The blog of vocal anti-Kremlin opposition activist Alexei Navalny has been blocked on the mobile app of Russian social networking service LiveJournal since yesterday. Attempts to access the blog on the app produces an error message explaining that the page has been blocked according to the decision of the Russian authorities. Russia’s media watchdog Roskomnadzor added Navalny’s blog to a register of banned sites in March this year after accusing it of publishing extremist material, however the blog has been accessible in Russian territory on LiveJournal’s app despite its website ban.
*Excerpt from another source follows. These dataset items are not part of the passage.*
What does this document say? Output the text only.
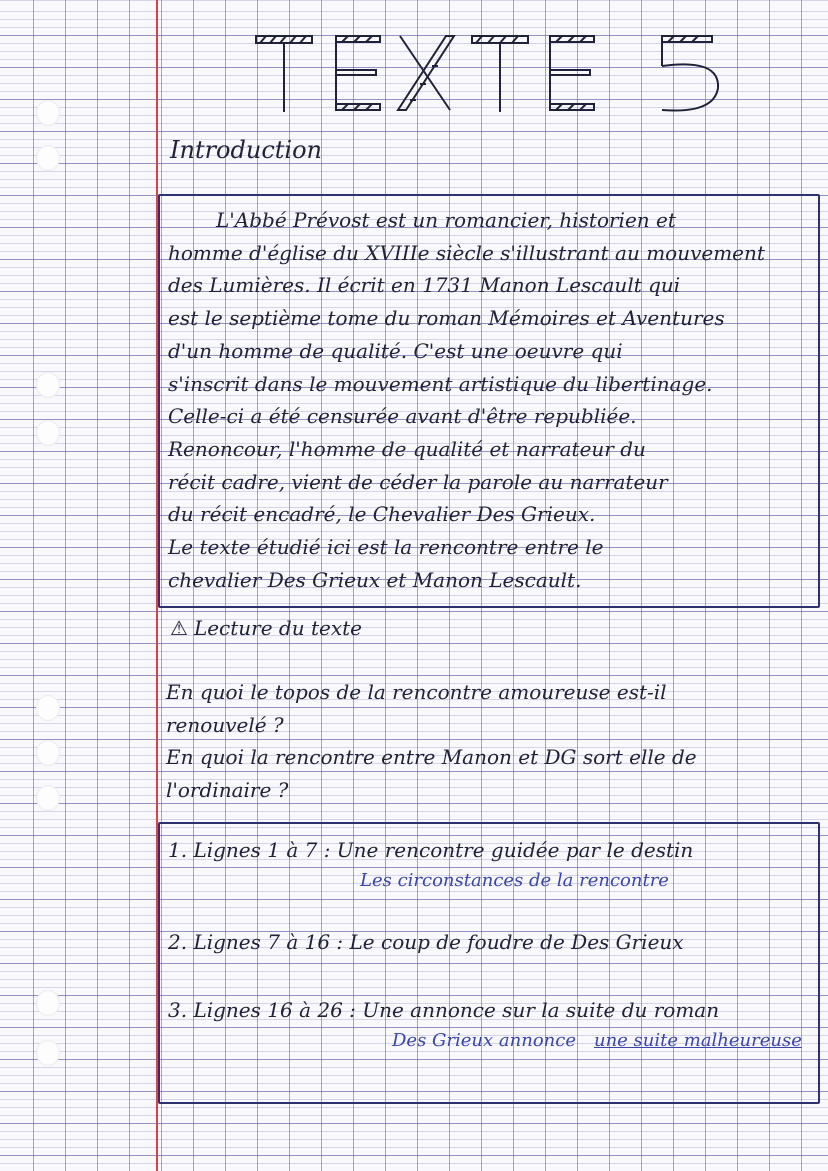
Introduction
L'Abbé Prévost est un romancier, historien et
homme d'église du XVIIIe siècle s'illustrant au mouvement
des Lumières. Il écrit en 1731 Manon Lescault qui
est le septième tome du roman Mémoires et Aventures
d'un homme de qualité. C'est une oeuvre qui
s'inscrit dans le mouvement artistique du libertinage.
Celle-ci a été censurée avant d'être republiée.
Renoncour, l'homme de qualité et narrateur du
récit cadre, vient de céder la parole au narrateur
du récit encadré, le Chevalier Des Grieux.
Le texte étudié ici est la rencontre entre le
chevalier Des Grieux et Manon Lescault.
⚠ Lecture du texte
En quoi le topos de la rencontre amoureuse est-il
renouvelé ?
En quoi la rencontre entre Manon et DG sort elle de
l'ordinaire ?
1. Lignes 1 à 7 : Une rencontre guidée par le destin
Les circonstances de la rencontre
2. Lignes 7 à 16 : Le coup de foudre de Des Grieux
3. Lignes 16 à 26 : Une annonce sur la suite du roman
Des Grieux annonce une suite malheureuse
Moscow’s iconic Melnikov House is to open its doors as a museum to the public for a testing phase on 3 December this year, according to a press release published today. Visitors will be given tours of the great avant-garde structure, in which furniture and other personal items belonging to the house’s architect Konstantin Melnikov and his son, the painter Viktor, will be on display. Plans to recreate the interior of the house at the time of Viktor Melnikov’s death in 2006 are currently in the works by museum staff.
Russian cult website Weekend OpenSpace (WOS) launched its revamped site yesterday, revealing changes to the name, design and concept of the publication. Although the new site has kept its original acronym, it now stands for the words “Around this vast country”, reflecting the new focus of the website — Russia. In a post published by the editorial team on the website, the team explains the reasons behind WOS’s new direction:
United Russia politician Viktor Vodolatskiy has announced plans to launch a government-funded patriotic television channel for young Russians. The idea has gained considerable support from members of the presidential commission for the patriotic, spiritual and moral upbringing of children. Vodolatskiy told Izvestia that the channel is necessary to counterbalance the corrupting influence of today’s television and to promote patriotic values in young people.